En bref
- Universal n’a pas annoncé Jurassic World 5
- Rebirth a pourtant très bien marché
- La suite dépend d’une idée vraiment neuve
Près de 799 millions d’euros récoltés dans le monde, pour un budget d’environ 166 millions d’euros (180 millions de dollars). Et malgré ça, toujours rien d’officiel pour Jurassic World 5. Le contraste surprend, surtout pour une saga aussi précieuse pour Universal.
Un carton sans feu vert officiel
Trois ans après la fin du cycle mené par Chris Pratt et Bryce Dallas Howard, Jurassic World Rebirth aurait pu servir de rampe de lancement évidente. À la place, le studio garde le silence. Aucune annonce, aucun calendrier confirmé, alors que des rumeurs évoquaient déjà des retours possibles de Scarlett Johansson, Mahershala Ali ou Jonathan Bailey.
Ce mutisme est d’autant plus notable que le film a trouvé son public. La presse a été tiède, avec 50 % sur Rotten Tomatoes, mais le public a répondu présent, 70 % d’avis favorables et un B au CinemaScore. En gros, les critiques n’ont pas adoré, mais les spectateurs ont suivi, et c’est ce qui compte pour une franchise de cette taille.
Le vrai problème n’est plus l’argent
Ce qui bloque n’a donc pas grand-chose à voir avec la rentabilité.

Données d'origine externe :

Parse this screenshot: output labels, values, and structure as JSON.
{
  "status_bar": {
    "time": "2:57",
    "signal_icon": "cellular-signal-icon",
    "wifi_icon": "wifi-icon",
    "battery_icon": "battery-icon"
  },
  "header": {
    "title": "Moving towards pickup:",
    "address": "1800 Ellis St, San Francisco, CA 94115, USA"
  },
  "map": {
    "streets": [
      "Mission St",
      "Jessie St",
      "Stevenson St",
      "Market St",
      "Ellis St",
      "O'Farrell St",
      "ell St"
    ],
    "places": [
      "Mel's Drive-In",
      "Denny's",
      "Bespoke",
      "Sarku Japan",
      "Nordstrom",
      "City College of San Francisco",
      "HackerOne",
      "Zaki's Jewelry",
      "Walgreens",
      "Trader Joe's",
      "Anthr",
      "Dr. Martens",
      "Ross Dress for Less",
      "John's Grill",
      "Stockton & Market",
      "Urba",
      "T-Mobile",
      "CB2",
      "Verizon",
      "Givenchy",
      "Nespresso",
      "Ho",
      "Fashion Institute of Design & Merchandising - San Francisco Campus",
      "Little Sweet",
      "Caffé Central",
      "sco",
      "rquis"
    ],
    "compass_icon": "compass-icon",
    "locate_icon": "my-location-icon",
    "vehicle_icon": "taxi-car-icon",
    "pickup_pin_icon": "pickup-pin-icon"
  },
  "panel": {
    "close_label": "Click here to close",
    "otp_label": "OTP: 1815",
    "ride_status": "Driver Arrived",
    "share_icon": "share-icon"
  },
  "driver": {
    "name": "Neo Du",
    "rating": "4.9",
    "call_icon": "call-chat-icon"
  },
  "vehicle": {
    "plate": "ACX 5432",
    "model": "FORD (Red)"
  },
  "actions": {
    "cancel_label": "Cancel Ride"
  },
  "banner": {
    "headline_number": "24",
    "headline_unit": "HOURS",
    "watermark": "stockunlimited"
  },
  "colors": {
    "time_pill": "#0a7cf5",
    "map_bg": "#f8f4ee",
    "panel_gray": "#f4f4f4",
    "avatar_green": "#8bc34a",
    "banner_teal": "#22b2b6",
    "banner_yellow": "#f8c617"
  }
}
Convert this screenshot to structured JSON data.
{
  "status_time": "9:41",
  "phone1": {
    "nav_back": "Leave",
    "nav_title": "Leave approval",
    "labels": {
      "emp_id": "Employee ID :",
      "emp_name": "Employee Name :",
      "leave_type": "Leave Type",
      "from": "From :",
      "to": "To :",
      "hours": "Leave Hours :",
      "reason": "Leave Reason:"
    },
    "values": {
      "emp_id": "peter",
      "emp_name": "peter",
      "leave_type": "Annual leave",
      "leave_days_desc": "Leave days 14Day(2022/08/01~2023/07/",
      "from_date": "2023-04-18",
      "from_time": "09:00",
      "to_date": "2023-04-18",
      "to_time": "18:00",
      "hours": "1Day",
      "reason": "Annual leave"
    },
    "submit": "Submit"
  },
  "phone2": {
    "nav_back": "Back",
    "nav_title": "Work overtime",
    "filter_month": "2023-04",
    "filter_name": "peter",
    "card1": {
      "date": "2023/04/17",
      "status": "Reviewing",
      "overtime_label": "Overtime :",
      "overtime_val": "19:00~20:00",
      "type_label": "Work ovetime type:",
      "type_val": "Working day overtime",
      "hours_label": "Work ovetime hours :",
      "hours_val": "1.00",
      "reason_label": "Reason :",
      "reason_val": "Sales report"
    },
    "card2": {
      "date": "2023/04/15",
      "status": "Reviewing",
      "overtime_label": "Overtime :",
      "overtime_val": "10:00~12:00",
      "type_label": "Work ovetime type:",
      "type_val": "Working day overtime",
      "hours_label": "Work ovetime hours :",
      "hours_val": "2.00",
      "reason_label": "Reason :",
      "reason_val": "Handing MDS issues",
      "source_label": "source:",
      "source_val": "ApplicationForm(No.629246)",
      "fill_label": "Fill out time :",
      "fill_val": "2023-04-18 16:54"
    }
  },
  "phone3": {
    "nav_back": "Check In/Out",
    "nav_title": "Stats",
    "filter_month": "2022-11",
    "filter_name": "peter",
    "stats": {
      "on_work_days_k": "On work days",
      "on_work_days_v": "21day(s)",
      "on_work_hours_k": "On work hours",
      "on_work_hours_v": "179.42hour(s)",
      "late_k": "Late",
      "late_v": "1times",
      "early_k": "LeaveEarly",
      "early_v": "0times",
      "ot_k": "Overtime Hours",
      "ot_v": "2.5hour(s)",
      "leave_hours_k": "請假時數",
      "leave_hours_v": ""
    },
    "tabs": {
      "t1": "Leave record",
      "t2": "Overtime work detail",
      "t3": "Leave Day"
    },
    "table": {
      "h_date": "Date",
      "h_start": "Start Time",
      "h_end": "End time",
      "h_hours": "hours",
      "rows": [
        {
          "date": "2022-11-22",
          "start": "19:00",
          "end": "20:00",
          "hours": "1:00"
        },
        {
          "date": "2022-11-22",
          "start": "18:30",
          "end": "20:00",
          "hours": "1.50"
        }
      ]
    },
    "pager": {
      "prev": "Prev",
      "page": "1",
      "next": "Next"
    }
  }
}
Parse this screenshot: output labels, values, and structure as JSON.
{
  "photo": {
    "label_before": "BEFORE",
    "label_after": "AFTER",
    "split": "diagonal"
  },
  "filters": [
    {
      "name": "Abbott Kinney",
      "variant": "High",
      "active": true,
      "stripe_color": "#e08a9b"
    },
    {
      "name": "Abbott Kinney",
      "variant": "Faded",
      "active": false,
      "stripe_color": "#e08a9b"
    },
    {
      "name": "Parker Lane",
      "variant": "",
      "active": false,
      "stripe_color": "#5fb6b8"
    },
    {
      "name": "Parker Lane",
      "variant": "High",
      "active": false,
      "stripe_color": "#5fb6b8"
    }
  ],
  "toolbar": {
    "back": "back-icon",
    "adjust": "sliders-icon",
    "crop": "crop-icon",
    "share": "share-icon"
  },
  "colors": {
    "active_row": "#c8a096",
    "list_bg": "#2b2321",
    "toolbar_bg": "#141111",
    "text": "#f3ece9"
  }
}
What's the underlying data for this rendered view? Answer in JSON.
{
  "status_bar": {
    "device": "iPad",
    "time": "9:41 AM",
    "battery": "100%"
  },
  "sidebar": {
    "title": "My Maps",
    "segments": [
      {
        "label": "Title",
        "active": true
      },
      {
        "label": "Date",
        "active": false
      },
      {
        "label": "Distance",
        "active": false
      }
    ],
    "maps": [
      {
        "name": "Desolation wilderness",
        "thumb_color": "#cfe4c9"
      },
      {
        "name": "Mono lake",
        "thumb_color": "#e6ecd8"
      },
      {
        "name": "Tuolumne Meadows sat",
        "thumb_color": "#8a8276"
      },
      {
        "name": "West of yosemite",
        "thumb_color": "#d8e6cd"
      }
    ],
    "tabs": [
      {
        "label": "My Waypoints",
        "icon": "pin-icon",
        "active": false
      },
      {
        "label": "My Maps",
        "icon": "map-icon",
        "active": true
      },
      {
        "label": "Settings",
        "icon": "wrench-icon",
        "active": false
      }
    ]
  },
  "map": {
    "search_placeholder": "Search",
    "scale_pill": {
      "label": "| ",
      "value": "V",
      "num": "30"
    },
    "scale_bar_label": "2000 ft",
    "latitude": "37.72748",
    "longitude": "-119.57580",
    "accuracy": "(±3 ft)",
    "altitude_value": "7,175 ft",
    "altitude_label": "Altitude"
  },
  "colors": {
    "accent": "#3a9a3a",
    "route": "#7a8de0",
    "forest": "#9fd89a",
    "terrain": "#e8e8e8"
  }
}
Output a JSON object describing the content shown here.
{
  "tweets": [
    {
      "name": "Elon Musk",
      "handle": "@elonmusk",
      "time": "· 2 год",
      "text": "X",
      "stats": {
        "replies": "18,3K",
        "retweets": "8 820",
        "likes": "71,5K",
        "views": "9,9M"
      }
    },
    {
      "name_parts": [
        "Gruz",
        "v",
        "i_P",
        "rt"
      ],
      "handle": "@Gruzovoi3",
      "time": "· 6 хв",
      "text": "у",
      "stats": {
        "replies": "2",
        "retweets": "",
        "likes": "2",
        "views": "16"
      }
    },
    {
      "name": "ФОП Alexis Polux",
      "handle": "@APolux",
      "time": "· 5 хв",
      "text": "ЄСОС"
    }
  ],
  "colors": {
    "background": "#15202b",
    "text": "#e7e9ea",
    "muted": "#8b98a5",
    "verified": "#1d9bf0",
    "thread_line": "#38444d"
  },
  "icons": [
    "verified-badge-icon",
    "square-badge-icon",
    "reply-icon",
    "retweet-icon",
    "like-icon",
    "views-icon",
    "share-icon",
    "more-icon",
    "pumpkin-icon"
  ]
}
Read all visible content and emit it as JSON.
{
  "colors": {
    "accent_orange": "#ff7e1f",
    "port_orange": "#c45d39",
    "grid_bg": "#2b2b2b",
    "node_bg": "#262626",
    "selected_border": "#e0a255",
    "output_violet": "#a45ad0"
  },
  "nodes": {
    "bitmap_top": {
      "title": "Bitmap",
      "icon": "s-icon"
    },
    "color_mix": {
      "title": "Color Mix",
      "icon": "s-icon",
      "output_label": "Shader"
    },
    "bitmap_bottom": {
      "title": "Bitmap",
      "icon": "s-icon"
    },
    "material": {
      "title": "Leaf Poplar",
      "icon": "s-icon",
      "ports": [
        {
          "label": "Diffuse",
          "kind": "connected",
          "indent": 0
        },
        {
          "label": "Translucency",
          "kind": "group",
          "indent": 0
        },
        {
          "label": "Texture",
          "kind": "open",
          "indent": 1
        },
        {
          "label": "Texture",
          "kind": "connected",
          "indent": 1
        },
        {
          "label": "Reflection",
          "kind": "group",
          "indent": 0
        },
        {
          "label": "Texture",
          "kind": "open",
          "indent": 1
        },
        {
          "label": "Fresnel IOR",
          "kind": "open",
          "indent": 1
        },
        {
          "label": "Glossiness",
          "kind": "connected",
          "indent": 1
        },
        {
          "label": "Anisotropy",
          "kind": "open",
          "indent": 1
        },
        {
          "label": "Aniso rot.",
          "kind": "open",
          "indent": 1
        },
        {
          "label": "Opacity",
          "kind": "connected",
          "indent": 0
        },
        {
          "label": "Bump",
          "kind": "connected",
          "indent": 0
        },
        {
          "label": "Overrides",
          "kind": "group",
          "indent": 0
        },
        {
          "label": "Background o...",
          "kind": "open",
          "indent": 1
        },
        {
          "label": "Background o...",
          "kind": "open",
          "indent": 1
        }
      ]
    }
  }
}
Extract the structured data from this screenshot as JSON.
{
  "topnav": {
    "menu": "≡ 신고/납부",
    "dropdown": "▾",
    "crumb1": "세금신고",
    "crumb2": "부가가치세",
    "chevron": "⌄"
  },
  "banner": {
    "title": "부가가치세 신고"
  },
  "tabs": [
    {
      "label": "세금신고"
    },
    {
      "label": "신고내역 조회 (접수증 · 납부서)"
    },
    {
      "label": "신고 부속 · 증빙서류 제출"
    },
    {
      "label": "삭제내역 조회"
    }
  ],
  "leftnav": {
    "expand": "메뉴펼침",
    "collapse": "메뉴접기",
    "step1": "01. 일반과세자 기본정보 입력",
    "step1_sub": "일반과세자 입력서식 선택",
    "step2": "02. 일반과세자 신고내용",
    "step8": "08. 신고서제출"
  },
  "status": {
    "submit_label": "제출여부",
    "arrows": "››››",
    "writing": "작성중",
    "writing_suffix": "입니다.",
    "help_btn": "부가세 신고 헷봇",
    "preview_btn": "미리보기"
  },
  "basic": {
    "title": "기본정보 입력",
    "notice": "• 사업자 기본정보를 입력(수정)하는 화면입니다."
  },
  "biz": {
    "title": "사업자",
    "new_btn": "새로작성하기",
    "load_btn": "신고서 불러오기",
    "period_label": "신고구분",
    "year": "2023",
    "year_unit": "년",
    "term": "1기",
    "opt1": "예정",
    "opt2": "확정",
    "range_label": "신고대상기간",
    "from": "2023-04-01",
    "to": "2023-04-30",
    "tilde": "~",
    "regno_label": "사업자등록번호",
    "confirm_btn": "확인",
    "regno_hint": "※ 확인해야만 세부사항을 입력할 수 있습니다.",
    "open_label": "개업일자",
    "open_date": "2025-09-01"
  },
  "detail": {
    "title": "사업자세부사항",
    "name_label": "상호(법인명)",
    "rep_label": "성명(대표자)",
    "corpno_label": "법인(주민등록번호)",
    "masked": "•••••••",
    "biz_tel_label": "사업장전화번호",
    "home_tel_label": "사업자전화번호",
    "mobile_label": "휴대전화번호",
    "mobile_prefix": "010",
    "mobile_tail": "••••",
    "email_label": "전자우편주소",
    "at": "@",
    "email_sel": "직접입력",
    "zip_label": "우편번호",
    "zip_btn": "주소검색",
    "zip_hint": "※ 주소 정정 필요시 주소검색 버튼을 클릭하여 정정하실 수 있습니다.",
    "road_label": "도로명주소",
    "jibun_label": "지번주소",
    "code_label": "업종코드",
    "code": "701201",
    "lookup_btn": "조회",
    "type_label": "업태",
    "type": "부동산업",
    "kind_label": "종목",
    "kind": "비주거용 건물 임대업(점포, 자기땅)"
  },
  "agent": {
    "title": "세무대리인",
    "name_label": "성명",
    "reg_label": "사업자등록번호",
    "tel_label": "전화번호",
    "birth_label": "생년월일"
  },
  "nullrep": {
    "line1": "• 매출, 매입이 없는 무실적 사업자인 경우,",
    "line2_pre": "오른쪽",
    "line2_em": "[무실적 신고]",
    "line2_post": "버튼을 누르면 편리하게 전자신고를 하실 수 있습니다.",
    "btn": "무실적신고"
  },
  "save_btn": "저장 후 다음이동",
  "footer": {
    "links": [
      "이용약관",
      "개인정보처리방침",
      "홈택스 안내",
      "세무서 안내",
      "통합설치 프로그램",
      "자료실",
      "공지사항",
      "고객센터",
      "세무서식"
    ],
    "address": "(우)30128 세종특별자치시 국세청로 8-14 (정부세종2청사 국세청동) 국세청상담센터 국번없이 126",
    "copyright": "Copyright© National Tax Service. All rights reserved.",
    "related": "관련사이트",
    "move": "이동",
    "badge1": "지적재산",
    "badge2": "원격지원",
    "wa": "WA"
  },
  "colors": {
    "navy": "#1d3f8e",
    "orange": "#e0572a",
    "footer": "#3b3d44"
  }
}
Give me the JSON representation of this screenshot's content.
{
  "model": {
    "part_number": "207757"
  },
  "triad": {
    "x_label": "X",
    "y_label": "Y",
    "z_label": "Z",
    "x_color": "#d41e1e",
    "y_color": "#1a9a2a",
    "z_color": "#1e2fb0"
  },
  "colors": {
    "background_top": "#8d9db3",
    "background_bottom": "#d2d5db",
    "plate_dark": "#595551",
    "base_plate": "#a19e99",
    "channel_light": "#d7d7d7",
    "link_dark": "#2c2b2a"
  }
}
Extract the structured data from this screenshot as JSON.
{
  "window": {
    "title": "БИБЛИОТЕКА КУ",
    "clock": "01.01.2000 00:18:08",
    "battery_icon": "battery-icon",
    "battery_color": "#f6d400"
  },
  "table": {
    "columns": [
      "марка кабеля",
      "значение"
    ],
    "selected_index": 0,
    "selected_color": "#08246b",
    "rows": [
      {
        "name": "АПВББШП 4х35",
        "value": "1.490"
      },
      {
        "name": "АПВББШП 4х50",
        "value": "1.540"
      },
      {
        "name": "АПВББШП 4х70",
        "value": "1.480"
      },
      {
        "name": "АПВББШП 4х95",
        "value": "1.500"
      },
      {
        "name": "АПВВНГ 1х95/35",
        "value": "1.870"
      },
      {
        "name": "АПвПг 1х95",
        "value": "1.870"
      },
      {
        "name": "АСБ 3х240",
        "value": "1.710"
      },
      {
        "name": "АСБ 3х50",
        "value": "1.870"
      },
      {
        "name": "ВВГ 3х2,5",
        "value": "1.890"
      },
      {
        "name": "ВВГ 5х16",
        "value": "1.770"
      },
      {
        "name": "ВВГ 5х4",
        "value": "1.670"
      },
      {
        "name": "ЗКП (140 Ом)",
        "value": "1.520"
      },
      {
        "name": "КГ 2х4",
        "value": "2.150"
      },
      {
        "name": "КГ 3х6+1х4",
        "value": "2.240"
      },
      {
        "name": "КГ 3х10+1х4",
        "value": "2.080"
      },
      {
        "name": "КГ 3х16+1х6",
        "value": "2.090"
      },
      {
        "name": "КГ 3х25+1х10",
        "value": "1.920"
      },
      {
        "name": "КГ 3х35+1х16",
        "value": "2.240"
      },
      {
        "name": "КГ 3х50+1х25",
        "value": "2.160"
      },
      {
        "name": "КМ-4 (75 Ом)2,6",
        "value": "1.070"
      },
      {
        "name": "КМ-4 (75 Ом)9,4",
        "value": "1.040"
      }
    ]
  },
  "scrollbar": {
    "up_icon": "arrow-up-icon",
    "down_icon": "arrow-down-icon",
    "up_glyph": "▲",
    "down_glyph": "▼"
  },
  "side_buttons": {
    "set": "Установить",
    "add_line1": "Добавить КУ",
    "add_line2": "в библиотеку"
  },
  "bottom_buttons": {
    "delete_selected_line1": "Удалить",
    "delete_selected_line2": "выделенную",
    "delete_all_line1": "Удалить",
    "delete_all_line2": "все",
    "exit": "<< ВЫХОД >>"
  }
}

Le sujet, c’est plutôt l’histoire. Après l’île secrète, après la piste des dinosaures dans le monde moderne, la saga arrive à un point où refaire la même chose serait une mauvaise idée. Et là, Universal semble prendre son temps, ce qui n’est pas absurde.
Le titre supposé Jurassic World: Liberation a d’ailleurs été rapidement démenti. Bon signe, quand même. Pendant des années, la franchise a souvent donné l’impression d’annoncer la suite avant même d’avoir totalement réglé le film précédent. Cette fois, la prudence peut éviter une suite automatique sans vraie direction.
Une piste existe déjà dans Rebirth, avec les échantillons sanguins récupérés par le nouveau trio. Pas encore une promesse, mais au moins un point de départ possible pour autre chose qu’un simple retour au parc.
2028 reste plausible, mais rien n’est verrouillé
Si Universal conserve son rythme de trois ans entre deux volets, une sortie à l’été 2028 tient la route. Encore faut-il lancer la machine assez vite, comme ce fut le cas pour Rebirth.
Reste une inconnue importante, le retour ou non de Gareth Edwards derrière la caméra. Même flou pour le casting récent. La logique pousserait à retrouver cette équipe, mais pour l’instant, ce n’est qu’une hypothèse.
Une saga encore portée par ses grandes scènes
Ce qui sauve encore la série, c’est sa capacité à livrer de vraies images de blockbuster. Le T. rex sur un navire, l’apparition du Titanosaure, ce genre de séquences suffit à rappeler pourquoi le public reste attaché à Jurassic World malgré les défauts d’écriture et la tentation des hybrides exotiques.
Résultat, la suite semble probable. Mais pour une fois, elle ne devra pas seulement exister. Elle devra justifier son existence.
Vos questions, nos réponses
Pourquoi le score critique n’a-t-il pas empêché le succès de Rebirth ?
Parce qu’une franchise comme Jurassic World ne repose pas uniquement sur l’accueil de la presse. Le bouche-à-oreille du public, la puissance de la marque et l’attrait du spectacle pèsent souvent plus lourd, surtout à l’échelle mondiale.
Le budget plus bas change-t-il vraiment la donne ?
Oui. Un film qui coûte moins cher a besoin d’un seuil de rentabilité moins élevé. Ici, le fait que Rebirth n’atteigne pas le milliard pèse moins que sur les précédents épisodes, justement parce que la dépense initiale était plus contenue.
Que signifie le B au CinemaScore ?
Le CinemaScore mesure la réaction du public à chaud, à la sortie des séances. Un B n’est pas un triomphe absolu, mais cela reste une note solide pour un blockbuster, surtout combinée à un bon score public ailleurs.
Pourquoi l’idée d’une nouvelle intrigue est-elle si importante ?
Parce qu’une saga peut survivre à des critiques moyennes, mais beaucoup moins facilement à une impression de répétition. Si Universal veut relancer durablement la machine, il faut autre chose qu’un décor familier avec quelques dinos en plus.